The Code of Points system changed the scoring dynamics around falling. It grants partial credit for imperfect jumps – sometimes, quite a few points. So if Skater A falls once but lands everything else cleanly, she can conceivably outscore Skater B, who has three bad landings but stays on her feet. Another scenario in which Skater A can win, even with a fall: If she enters the free skate with a large lead over Skater B from the short program.

Myth No. 4:If a guy's a skater, he must be gay.

Sociologist Mary Louise Adams has written about "the routine association of gayness with men's figure skating [that] persists whether male skaters are gay or not." As one former U.S. junior champion, who is straight, told Newsweek in 2014, "I remember being constantly asked, 'Oh, you're a figure skater now? So you're gay?' " That same year, "Saturday Night Live" ran a cold open titled "The U.S. Men's Heterosexual Figure Skating Championships."

While there have been famous male champions who are gay – including Brian Boitano and Johnny Weir – there are many straight males in elite figure skating. In fact, in many nations, this presumption about gay skaters doesn't exist. The 2006 Olympic champion Evgeni Plushenko became a heterosexual sex symbol in Russia in the 2000s.

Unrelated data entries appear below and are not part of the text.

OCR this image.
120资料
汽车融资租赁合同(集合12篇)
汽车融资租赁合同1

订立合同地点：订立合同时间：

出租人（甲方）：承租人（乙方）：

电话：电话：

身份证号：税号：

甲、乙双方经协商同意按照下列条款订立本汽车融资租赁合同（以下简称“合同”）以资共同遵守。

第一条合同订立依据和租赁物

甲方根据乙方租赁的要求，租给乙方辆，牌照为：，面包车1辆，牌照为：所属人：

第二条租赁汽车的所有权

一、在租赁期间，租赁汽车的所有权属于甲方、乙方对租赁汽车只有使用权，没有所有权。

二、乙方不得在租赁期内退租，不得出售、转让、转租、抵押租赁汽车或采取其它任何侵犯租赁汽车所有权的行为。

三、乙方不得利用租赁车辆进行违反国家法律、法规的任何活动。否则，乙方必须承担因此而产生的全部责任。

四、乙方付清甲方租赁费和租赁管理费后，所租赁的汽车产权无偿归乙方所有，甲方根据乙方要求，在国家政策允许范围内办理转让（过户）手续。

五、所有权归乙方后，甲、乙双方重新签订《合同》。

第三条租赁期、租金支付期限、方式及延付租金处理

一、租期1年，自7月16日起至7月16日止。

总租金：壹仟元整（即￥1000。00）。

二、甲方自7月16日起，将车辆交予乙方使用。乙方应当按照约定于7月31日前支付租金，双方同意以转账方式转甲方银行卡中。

North Americans seem most seem especially preoccupied with the sexuality of male skaters. Prior to the 2010 Vancouver Games, the Canadian skating federation launched a publicity campaign emphasizing "masculinity, strength and power," with the goal of trying to draw "the hockey crowd." Gay advocacy groups, including Outsports.com, protested loudly, concerned that the contributions of gay skaters – whom officials had in some cases pushed to remain closeted for decades – were again being minimized.

The bottom line: Skating, like all sports, includes athletes of different sexual orientations.

Myth No. 5: Harding was a working-class kid. Kerrigan was rich.

As the new movie "I, Tonya" reminds us, in 1994, most Americans knew that Tonya Harding had entered a country club sport from a working-class background. Nancy Kerrigan, on the other hand, was associated with her Vera Wang skating costumes and her Disney endorsements. As John Powers of the Boston Globe said in a 2014 ESPN documentary: "Nancy looked like she was wealthy."

Nope: Kerrigan had a working-class upbringing, too – albeit one very different from Harding's. She grew up in suburban Boston, the third child of a welder and a homemaker. At times, her father held down three jobs to pay for her skating. Kerrigan's mother was legally blind, so her father drove her to the rink every morning at dawn; he also drove the Zamboni to help offset the costs of her training.

Goodwin, the author of "The Second Mark: Courage, Corruption, and the Battle for Olympic Gold," has reported on figure skating for ABC, NBC, ESPN and NPR.